Economic index’s rise could signal Las Vegas job growth

Tourists walk along the Las Vegas Strip in this April 28, 2011, file photo.

As fears are stoked about the U.S. economic recovery, a UNLV index released today shows Southern Nevada could be adding jobs by the end of the year.

The Southern Nevada Index of Leading Economic Indicators in May rose 0.52 percent. Most gains were in visitor volume, passenger counts and taxable sales, according to UNLV’s Center for Business and Economic Research.

A rising index is considered a signal for job growth in the coming months.

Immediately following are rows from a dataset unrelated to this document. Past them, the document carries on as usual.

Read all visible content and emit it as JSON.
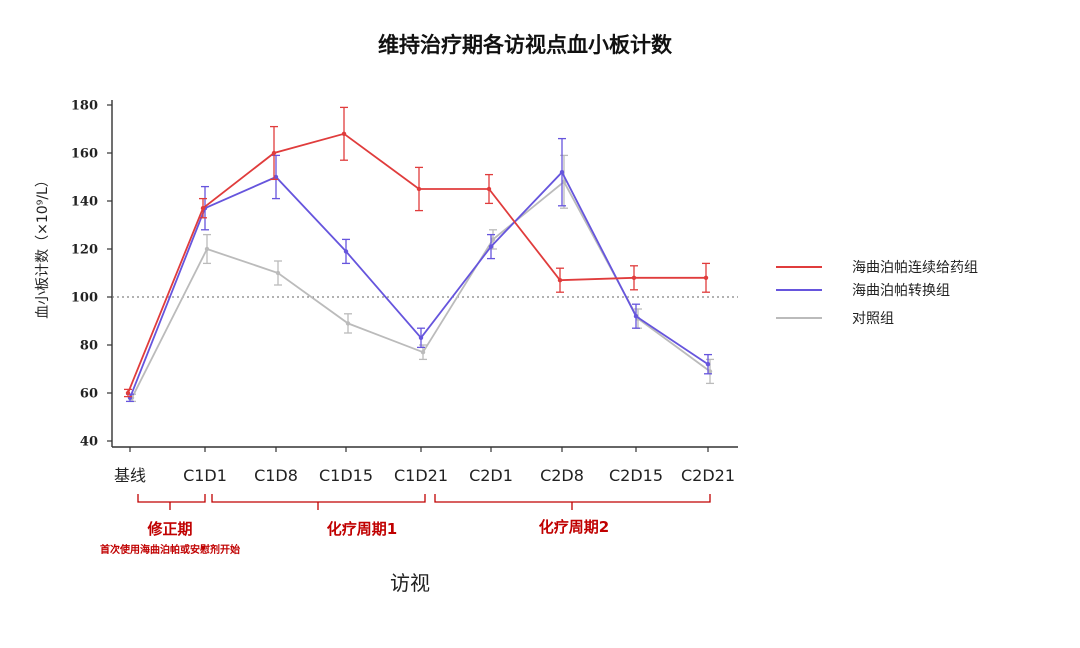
{
  "chart_data": {
    "type": "line",
    "title": "维持治疗期各访视点血小板计数",
    "xlabel": "访视",
    "ylabel": "血小板计数（×10⁹/L）",
    "categories": [
      "基线",
      "C1D1",
      "C1D8",
      "C1D15",
      "C1D21",
      "C2D1",
      "C2D8",
      "C2D15",
      "C2D21"
    ],
    "ylim": [
      40,
      180
    ],
    "yticks": [
      40,
      60,
      80,
      100,
      120,
      140,
      160,
      180
    ],
    "reference_line": 100,
    "legend_position": "right",
    "series": [
      {
        "name": "海曲泊帕连续给药组",
        "color": "#e03c3c",
        "values": [
          60,
          137,
          160,
          168,
          145,
          145,
          107,
          108,
          108
        ],
        "errors": [
          1.5,
          4,
          11,
          11,
          9,
          6,
          5,
          5,
          6
        ]
      },
      {
        "name": "海曲泊帕转换组",
        "color": "#6655dd",
        "values": [
          58,
          137,
          150,
          119,
          83,
          121,
          152,
          92,
          72
        ],
        "errors": [
          1.5,
          9,
          9,
          5,
          4,
          5,
          14,
          5,
          4
        ]
      },
      {
        "name": "对照组",
        "color": "#bbbbbb",
        "values": [
          58,
          120,
          110,
          89,
          77,
          124,
          148,
          91,
          69
        ],
        "errors": [
          1.5,
          6,
          5,
          4,
          3,
          4,
          11,
          4,
          5
        ]
      }
    ],
    "annotations": {
      "phase1": {
        "label": "修正期",
        "note": "首次使用海曲泊帕或安慰剂开始"
      },
      "phase2": {
        "label": "化疗周期1"
      },
      "phase3": {
        "label": "化疗周期2"
      }
    }
  }
}
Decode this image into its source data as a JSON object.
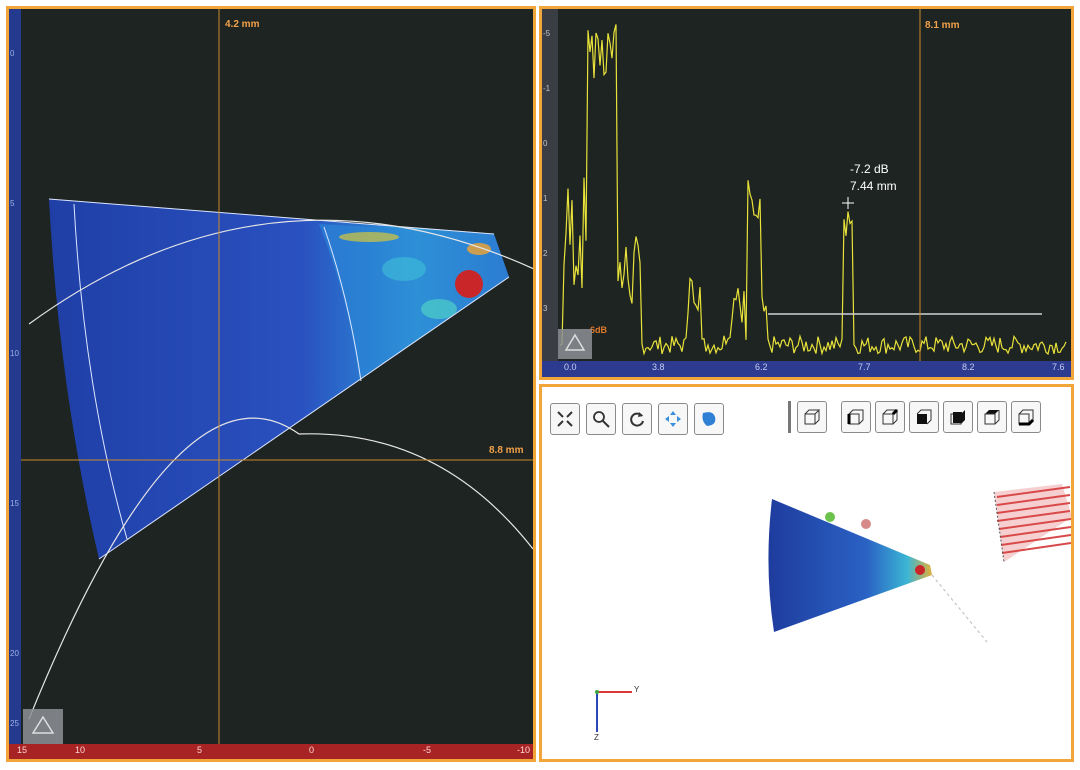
{
  "left_view": {
    "cursor_x_label": "4.2 mm",
    "cursor_y_label": "8.8 mm",
    "v_ticks": [
      "0",
      "5",
      "10",
      "15",
      "20",
      "25"
    ],
    "h_ticks": [
      "15",
      "10",
      "5",
      "0",
      "-5",
      "-10"
    ]
  },
  "ascan": {
    "cursor_label": "8.1 mm",
    "peak_db": "-7.2 dB",
    "peak_depth": "7.44 mm",
    "gate_label": "6dB",
    "x_ticks": [
      "0.0",
      "3.8",
      "6.2",
      "7.7",
      "8.2",
      "7.6"
    ],
    "y_ticks": [
      "-5",
      "-1",
      "0",
      "1",
      "2",
      "3"
    ]
  },
  "view3d": {
    "axis_y_label": "Y",
    "axis_z_label": "Z",
    "tools": [
      "fit-icon",
      "zoom-icon",
      "rotate-icon",
      "pan-icon",
      "color-icon"
    ],
    "view_buttons": [
      "iso-view-icon",
      "front-view-icon",
      "back-view-icon",
      "left-view-icon",
      "right-view-icon",
      "top-view-icon",
      "bottom-view-icon"
    ]
  },
  "colors": {
    "border": "#f2a63a",
    "panel_bg": "#1d2421",
    "signal": "#e8e23a",
    "cursor": "#c98a2a"
  }
}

“If the economies of the Western states improve, spending on travel and tourism could continue contributing to the economic growth in Southern Nevada,” said Bob Potts, the center’s assistant director.

But it’s too soon to put too much stock in the index that rose sharply in March and declined in April. In addition, the national economy that drives Las Vegas tourism is weakening, and some economists fear high gasoline prices and falling home prices nationwide will stall the recovery or may even lead to a double-dip recession.

The U.S. unemployment rate rose to 9.1 percent in May after the nation added only 54,000 jobs.

Nevada’s jobless rate dropped for the fourth straight month to 12.5 percent in April. Las Vegas’ rate was 12.1 percent.

The report said 3,500 jobs were added statewide in April, down from 11,000 added in March.

The UNLV index, which measures economic activity through March, showed convention attendance up 10.3 percent, visitor volume up 5.6 percent, gross gaming revenue up 7.2 percent, airport passengers up 2.2 percent and taxable sales up 9.5 percent.

Commercial construction was also up but residential construction remained weak.